If we mark unsafe as noexcept, then the throw in its body above will result in a call to std::terminate, and our unit tests won’t work.

So the chain of logic here is: Narrow contract — undefined behavior in some cases — maybe even throw in some cases — might throw — therefore can’t be noexcept.

We see this precedent being applied in the STL today. Here are some functions that you might naively expect to be noexcept (because they do not throw), but which are actually non-noexcept (because their contracts are narrow):

• std::vector::operator[]
• std::array::operator[]
• std::optional::operator* and operator->

But there is one huge exception to the Lakos Rule: smart pointers. The dereference operator on a pointer type definitely has a narrow contract. The precondition is that the pointer must be non-null. But WG21 decided that having noexcept(*ptr) == false would just be too weird to inflict on future generations of programmers in the name of consistency. And therefore the following handful of member functions are noexcept even though the Lakos Rule implies that they should not be!

• std::shared_ptr::operator* and operator->
• std::unique_ptr::operator* and operator->

Postscript: Not the Lakos Rule but still relevant

N3279 provided another guideline as well:

If a library swap function, move-constructor, or move-assignment operator is conditionally-wide (i.e. can be proven not to throw by applying the noexcept operator) then it should be marked as conditionally noexcept. No other function should use a conditional noexcept specification.

Personally I am not a fan of this rule, but WG21 certainly does follow it.

Here are some templates that you might naively expect to be noexcept with certain template parameters (because they have wide contracts and do not throw), but which are actually non-noexcept (because the STL is allergic to conditional noexcept):

• std::priority_queue<int>::empty()
• std::optional<int>(int&&)
• std::less<int>::operator()(const int&, const int&)
• std::less<void>::operator()(const int&, const int&)
• std::exchange(int&, int)
• std::copy and std::transform

Update: Lakos Rule further codified into policy in P0884R0

Nicolai Josuttis wrote a policy paper P0884 “Extending the noexcept policy” (February 2018) which LEWG adopted by 5–14–1–0–0 consensus at the Jacksonville WG21 meeting.
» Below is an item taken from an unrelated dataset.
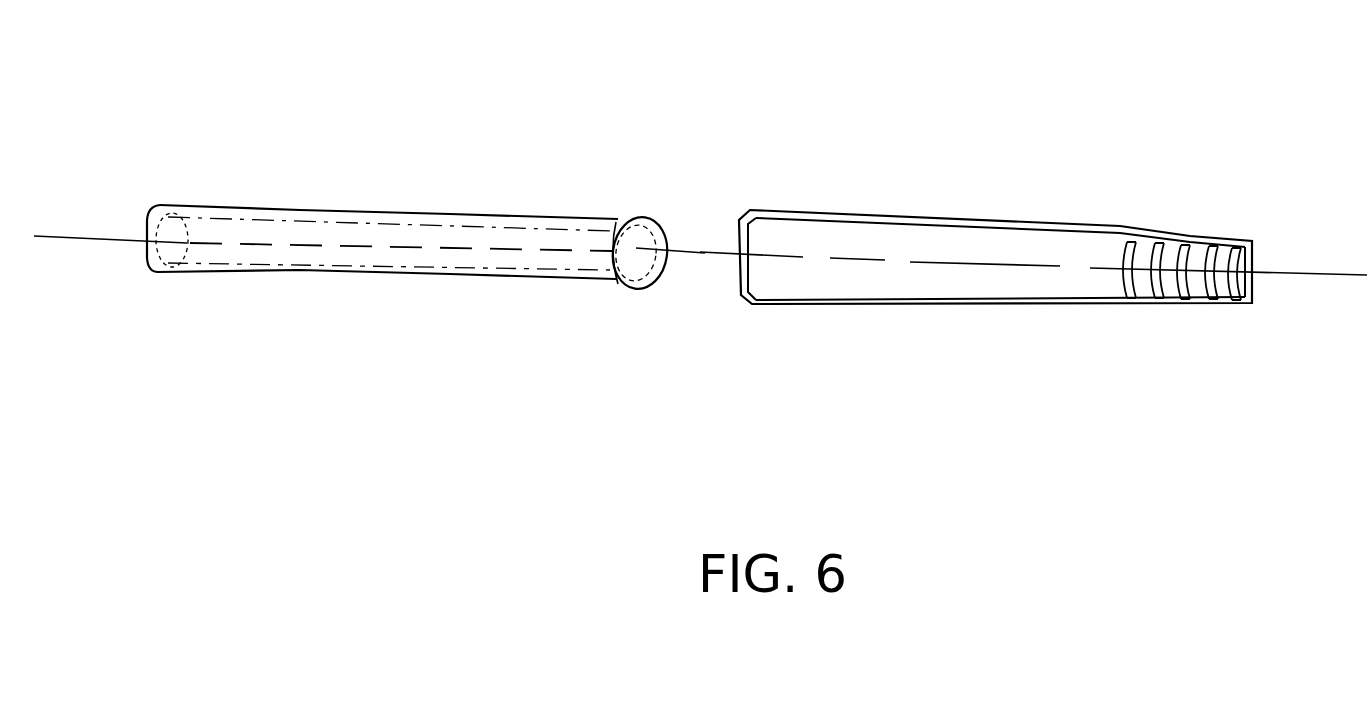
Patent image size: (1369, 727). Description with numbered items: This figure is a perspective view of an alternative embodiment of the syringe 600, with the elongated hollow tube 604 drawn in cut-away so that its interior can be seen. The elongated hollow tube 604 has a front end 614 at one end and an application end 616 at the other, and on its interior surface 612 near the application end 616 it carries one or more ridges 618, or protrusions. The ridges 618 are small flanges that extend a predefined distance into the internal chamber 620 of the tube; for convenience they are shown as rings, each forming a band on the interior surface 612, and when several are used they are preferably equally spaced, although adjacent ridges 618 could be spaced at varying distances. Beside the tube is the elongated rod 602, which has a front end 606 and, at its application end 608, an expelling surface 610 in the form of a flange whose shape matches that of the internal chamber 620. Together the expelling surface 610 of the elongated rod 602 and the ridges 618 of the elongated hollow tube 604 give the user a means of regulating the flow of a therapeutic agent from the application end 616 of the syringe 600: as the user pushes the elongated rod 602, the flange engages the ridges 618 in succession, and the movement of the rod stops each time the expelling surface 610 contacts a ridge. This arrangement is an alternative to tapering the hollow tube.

P0884R0 states LEWG’s current-as-of-2018 policy like this:

a) No library destructor should throw. They shall use the implicitly supplied (nonthrowing) exception specification.

b) Each library function having a wide contract (i.e., does not specify undefined behavior due to a precondition) that the LWG agree cannot throw, should be marked as unconditionally noexcept.

c) If a library swap function, move-constructor, or move-assignment operator is conditionally wide (i.e. can be proven to not throw by applying the noexcept operator) then it should be marked as conditionally noexcept.

d) If a library type has wrapping semantics to transparently provide the same behavior as the underlying type, then default constructor, copy constructor, and copy-assigment operator should be marked as conditionally noexcept [so that] the underlying exception specification still holds [for the wrapper].

e) No other function should use a conditional noexcept specification.

f) Library functions designed for compatibility with C code (such as the atomics facility) may be marked unconditionally noexcept.

Again, this is a general policy used by the standard library. The standard library deliberately deviates from this general policy in some specific cases, such as shared_ptr::operator*. And if you’re writing a non-standard (third-party) library, you very well might want to throw out this policy altogether. But if you’re writing a proposal for WG21’s consideration, you should generally follow this policy; and if you’re using the standard library, you should not be surprised when it follows this policy more often than not.